Bu sürede bir de 100’ü aşkın gündür 5000’i aşkın insan açlık grevine girmiş. Ne etik ne insanlık adına sesini çıkaranımız, bu insanları soranımız, yaşamı, insani ve etik değerleri savunanımız olmamış:

“Dünya Tabip Birliği burada örgütlü tıp mesleğinin:

i) insanlığa hizmet eden ve bu görevi gerçekleştirmede ahlaki prensiplere ters şekilde davranmaya yönelik herhangi bir baskıya direnen hekimlerin kararını desteklemek için tüm doktorları teşvik etmek;

ii) böyle bir baskıya direnmeleri sonucunda veya böyle bir insanlık dışı işleme karşı konuşma veya davranma girişimleri karşısında yaşadıkları zorluklarda hekimleri destekleme ve, … teşvik etme sorumluluğunu burada tekrarlamakta ve vurgulamaktadır.”¹

Martin Luther King’in “Gün gelir, sessizlik ihanet olur” sözünü hatırladım sonra, söz söylememiz gereken yerde esirgiyorsak sözlerimizi; bu sessizliğimizin mesleki değerlerimize, benliğimize ihanet olabileceği aklımıza düştüğünde, artık geriye dönüp onarma şansımız da olmayabilir?

En son olarak da bir yerel seçim geçirdik ki dillere destan akıllara ziyan.

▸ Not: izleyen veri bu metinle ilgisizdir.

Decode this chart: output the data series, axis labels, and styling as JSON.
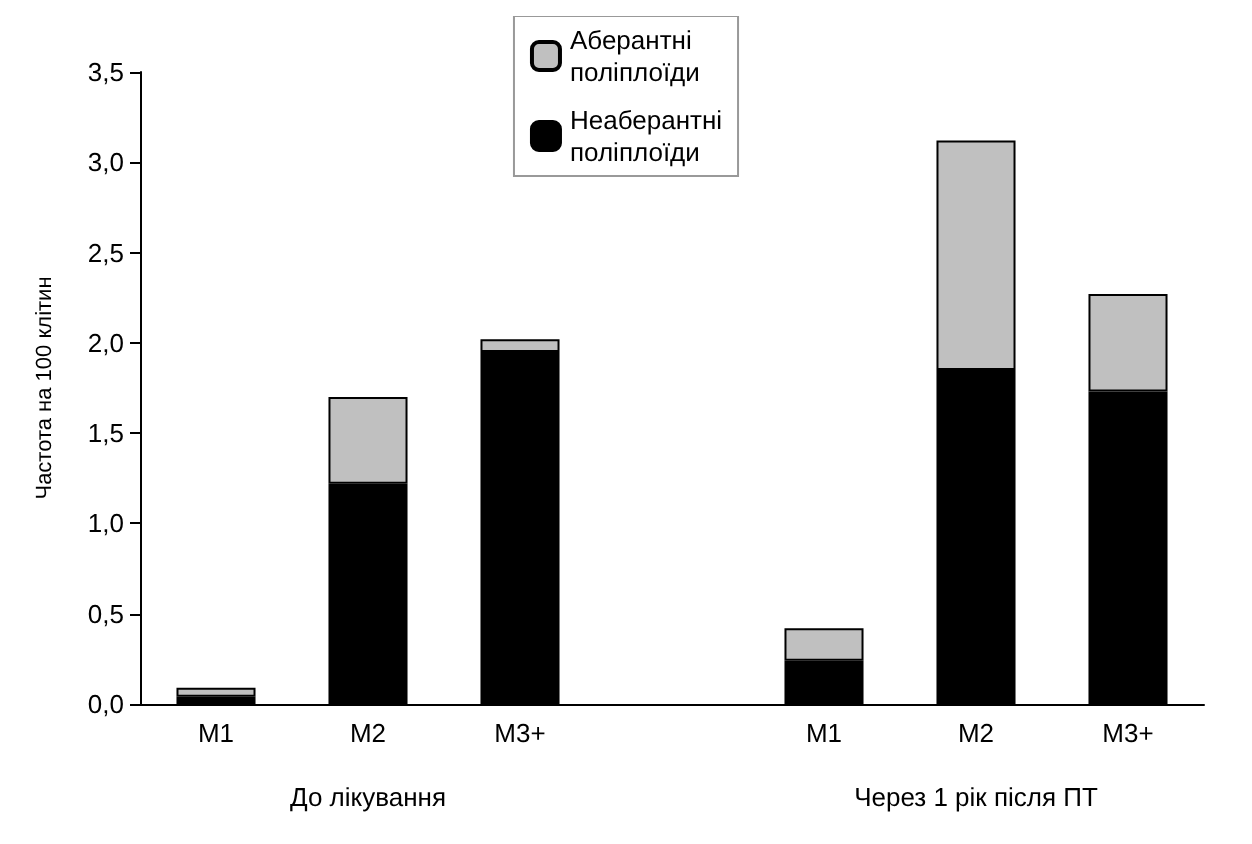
{
  "chart_data": {
    "type": "bar",
    "stacked": true,
    "ylabel": "Частота на 100 клітин",
    "categories": [
      "M1",
      "M2",
      "M3+",
      null,
      "M1",
      "M2",
      "M3+"
    ],
    "series": [
      {
        "name": "Неаберантні поліплоїди",
        "color": "#000000",
        "values": [
          0.04,
          1.22,
          1.95,
          null,
          0.24,
          1.85,
          1.73
        ]
      },
      {
        "name": "Аберантні поліплоїди",
        "color": "#c0c0c0",
        "values": [
          0.05,
          0.48,
          0.07,
          null,
          0.18,
          1.27,
          0.54
        ]
      }
    ],
    "ylim": [
      0,
      3.5
    ],
    "yticks": [
      {
        "value": 0,
        "label": "0,0"
      },
      {
        "value": 0.5,
        "label": "0,5"
      },
      {
        "value": 1,
        "label": "1,0"
      },
      {
        "value": 1.5,
        "label": "1,5"
      },
      {
        "value": 2,
        "label": "2,0"
      },
      {
        "value": 2.5,
        "label": "2,5"
      },
      {
        "value": 3,
        "label": "3,0"
      },
      {
        "value": 3.5,
        "label": "3,5"
      }
    ],
    "grid": false,
    "legend": "top",
    "annotations": [
      "До лікування",
      "Через 1 рік після ПТ"
    ]
  }
}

Biz çocukluk çağında bıraktık zannediyorduk “top benim oynatmıyom” hallerini… Hazır toptan, maçtan konu açılmışken: Franko’nun ‘onları yüz binlik beşiklerde uyutuyorum’ dediği stadyumlar bile artık mazbata sorar olduysa umut var. Unutmayalım zar elinde olan karşıdakine zar tutuyorsun diyemez. ‘Ya korkacaksın ya da korkutucu olacaksın; yani ya hileli bir yaşamın ayrıştırmalarına teslim olacaksın ya da kendi yerli toprağının birliğini fethedeceksin.’ demiş Sartre. Zarı elinde tutanın böyle bir şey söylerken mantıki sıkışmışlığını varın siz düşünün?  Düşünelim dedimse, Dr. Frantz Fanon’un beyaz yakalılar için ortaya koyduğu özeleştirisini unutmadan düşünelim tabi:  “…çünkü zekâya ve felsefeye insanların eşitliğini kanıtlamak için başvurulacaksa eğer, onlara insanların imhasını meşrulaştırıcı silahlar olarak da sık sık başvurulduğu unutulmamalıdır asla”.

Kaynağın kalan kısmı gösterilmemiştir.